Why does this set of logical operators work correctly?

Question

So I'm doing a puzzle to evaluate Kaprekar's Routine and in the first section I need to check to make sure the 4 digit input has at least two unique digits so I did this:

let numArr = num.toString().split("");

if (numArr[0] == numArr[1] && numArr[2] && numArr[3]) {
  return 0;
}

I tried searching but I keep finding links to short-circuiting operators. I was expecting to write out numArr[0] == into every && block but to my surprise it worked. Can anyone explain why this returns 0 for 3333 but does not for 1234? I assumed numArr[2] and numArr[3] would just evaluate to true automatically.

Answer 1

There is a thing called operator precedence . The operator with higher precedence happens first. == happens before && . When you have more than one operator of the same precedence it goes by 'associativity' which is generally left to right ( = for example is right to left); so let's take another look at your code

if ( ((numArr[0] == numArr[1]) && numArr[2]) && numArr[3] )

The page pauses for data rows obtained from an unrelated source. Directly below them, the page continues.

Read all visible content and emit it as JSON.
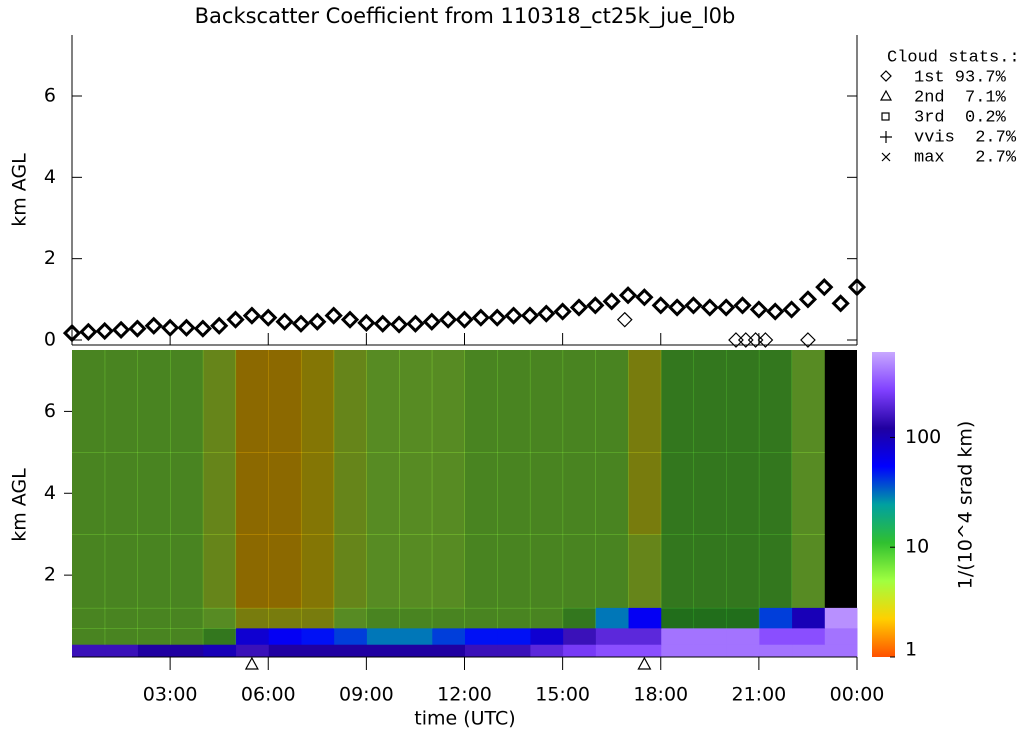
{
  "chart_data": [
    {
      "type": "scatter",
      "title": "Backscatter Coefficient from 110318_ct25k_jue_l0b",
      "ylabel": "km AGL",
      "xlim": [
        0,
        24
      ],
      "ylim": [
        0,
        7.5
      ],
      "yticks": [
        0,
        2,
        4,
        6
      ],
      "series": [
        {
          "color": "#000000",
          "x": [
            0,
            0.5,
            1,
            1.5,
            2,
            2.5,
            3,
            3.5,
            4,
            4.5,
            5,
            5.5,
            6,
            6.5,
            7,
            7.5,
            8,
            8.5,
            9,
            9.5,
            10,
            10.5,
            11,
            11.5,
            12,
            12.5,
            13,
            13.5,
            14,
            14.5,
            15,
            15.5,
            16,
            16.5,
            17,
            17.5,
            18,
            18.5,
            19,
            19.5,
            20,
            20.5,
            21,
            21.5,
            22,
            22.5,
            23,
            23.5,
            24
          ],
          "y": [
            0.17,
            0.2,
            0.22,
            0.25,
            0.28,
            0.35,
            0.3,
            0.3,
            0.28,
            0.35,
            0.5,
            0.6,
            0.55,
            0.45,
            0.4,
            0.45,
            0.6,
            0.5,
            0.42,
            0.4,
            0.38,
            0.4,
            0.45,
            0.5,
            0.5,
            0.55,
            0.55,
            0.6,
            0.6,
            0.65,
            0.7,
            0.8,
            0.85,
            0.95,
            1.1,
            1.05,
            0.85,
            0.8,
            0.85,
            0.8,
            0.8,
            0.85,
            0.75,
            0.7,
            0.75,
            1.0,
            1.3,
            0.9,
            1.3
          ]
        },
        {
          "color": "#000000",
          "x": [
            16.9,
            20.3,
            20.6,
            20.9,
            21.2,
            22.5
          ],
          "y": [
            0.5,
            0,
            0,
            0,
            0,
            0
          ]
        }
      ],
      "legend": {
        "title": "Cloud stats.:",
        "entries": [
          "1st 93.7%",
          "2nd  7.1%",
          "3rd  0.2%",
          "vvis  2.7%",
          "max   2.7%"
        ]
      }
    },
    {
      "type": "heatmap",
      "ylabel": "km AGL",
      "xlabel": "time (UTC)",
      "xlim": [
        0,
        24
      ],
      "ylim": [
        0,
        7.5
      ],
      "yticks": [
        2,
        4,
        6
      ],
      "xticks": [
        {
          "value": 3,
          "label": "03:00"
        },
        {
          "value": 6,
          "label": "06:00"
        },
        {
          "value": 9,
          "label": "09:00"
        },
        {
          "value": 12,
          "label": "12:00"
        },
        {
          "value": 15,
          "label": "15:00"
        },
        {
          "value": 18,
          "label": "18:00"
        },
        {
          "value": 21,
          "label": "21:00"
        },
        {
          "value": 24,
          "label": "00:00"
        }
      ],
      "heatmap": {
        "x_edges": [
          0,
          1,
          2,
          3,
          4,
          5,
          6,
          7,
          8,
          9,
          10,
          11,
          12,
          13,
          14,
          15,
          16,
          17,
          18,
          19,
          20,
          21,
          22,
          23,
          24
        ],
        "y_edges": [
          0,
          0.3,
          0.7,
          1.2,
          3,
          5,
          7.5
        ],
        "values": [
          [
            150,
            6,
            6,
            6,
            6,
            6
          ],
          [
            150,
            6,
            6,
            6,
            6,
            6
          ],
          [
            120,
            6,
            6,
            6,
            6,
            6
          ],
          [
            120,
            6,
            6,
            6,
            6,
            6
          ],
          [
            100,
            8,
            5,
            4,
            4,
            4
          ],
          [
            150,
            80,
            3,
            2,
            2,
            2
          ],
          [
            120,
            60,
            3,
            2,
            2,
            2
          ],
          [
            120,
            50,
            3,
            2.5,
            2.5,
            2.5
          ],
          [
            120,
            40,
            5,
            4,
            4,
            4
          ],
          [
            120,
            30,
            6,
            5,
            5,
            5
          ],
          [
            120,
            30,
            6,
            5,
            5,
            5
          ],
          [
            120,
            40,
            6,
            5,
            5,
            5
          ],
          [
            150,
            50,
            6,
            6,
            6,
            6
          ],
          [
            150,
            50,
            6,
            6,
            6,
            6
          ],
          [
            200,
            80,
            6,
            6,
            6,
            6
          ],
          [
            250,
            150,
            8,
            6,
            6,
            6
          ],
          [
            300,
            200,
            30,
            6,
            6,
            6
          ],
          [
            300,
            200,
            60,
            4,
            3,
            3
          ],
          [
            400,
            400,
            10,
            8,
            8,
            8
          ],
          [
            400,
            400,
            10,
            8,
            8,
            8
          ],
          [
            400,
            400,
            10,
            8,
            8,
            8
          ],
          [
            400,
            300,
            40,
            8,
            8,
            8
          ],
          [
            400,
            300,
            100,
            5,
            5,
            5
          ],
          [
            400,
            400,
            500,
            null,
            null,
            null
          ]
        ]
      },
      "markers": {
        "x": [
          5.5,
          17.5
        ]
      },
      "colorbar": {
        "label": "1/(10^4 srad km)",
        "scale": "log",
        "clim": [
          1,
          600
        ],
        "ticks": [
          1,
          10,
          100
        ],
        "colors": [
          "#ff5000",
          "#ffd000",
          "#a0ff40",
          "#30c030",
          "#00a0a0",
          "#0000ff",
          "#2000a0",
          "#8040ff",
          "#c8a8ff"
        ]
      }
    }
  ]
}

Let's take just the first piece. Doing 3 == 3 is true and since none of the operators are 0, the if statement is true. But with 1234, 1 == 2 is false, so the expression short circuits to false. Generally when something (like an if statement) accepts a boolean value && a non zero/undefined/false value, the expression is considered true (I may be wrong). If you do the below you should get true

if ( numArr[0] && numArr[1] && numArr[2] && numArr[3] )

---

To answer your other question, generally when people work with a set of data in JS they use lodash. You can find the if there is 2 unique values easily with the line blow. uniq(array, func) returns an array with unique values in the same order. See the documentation

_.uniq("3333".toString().split(""), v=>v).length >= 2 //false
_.uniq("1224".toString().split(""), v=>v).length >= 2 //true

Answer 2

It is because For String 3333 num[0] is 3,num[1]=3,num[2]=3,num[3]=3

Expressions evaluate based on precedence of operators and when the operators have the same precedence they get executed from left to right

In this case == has highest precedence over && so, num[0]==num[1] ,it is 3==3 true then true && num[2] && num[3] => true&&3&&3 => true

For string 1234 num[0]=1,num[1]=2,num[2]=3,num[3]=4 num[0]==num[1] ,1==2 is false so now the expression is false && num[2] && num[3]

For && operator if the first operand is false,it ignore the rest of the expression so now it just results as false

Hope this helps

Answer 3

You have three expressions being evaluated

// loose-equality, so true if after type-coersion, the values are equivalent
// this is the only condition that is actually changing in your code, unless
// you have a number with less than 4 digits
numArr[0] == numArr[1] 

// is a non-empty string so it's 'truthy'
numArr[2] 

// is a non-empty string so it's 'truthy'
numArr[3] 

Anything that is not Falsy ( false , 0 , "" , null , undefined , and NaN ) is Truthy

Therefore, you need to write additional code to check for unique digits.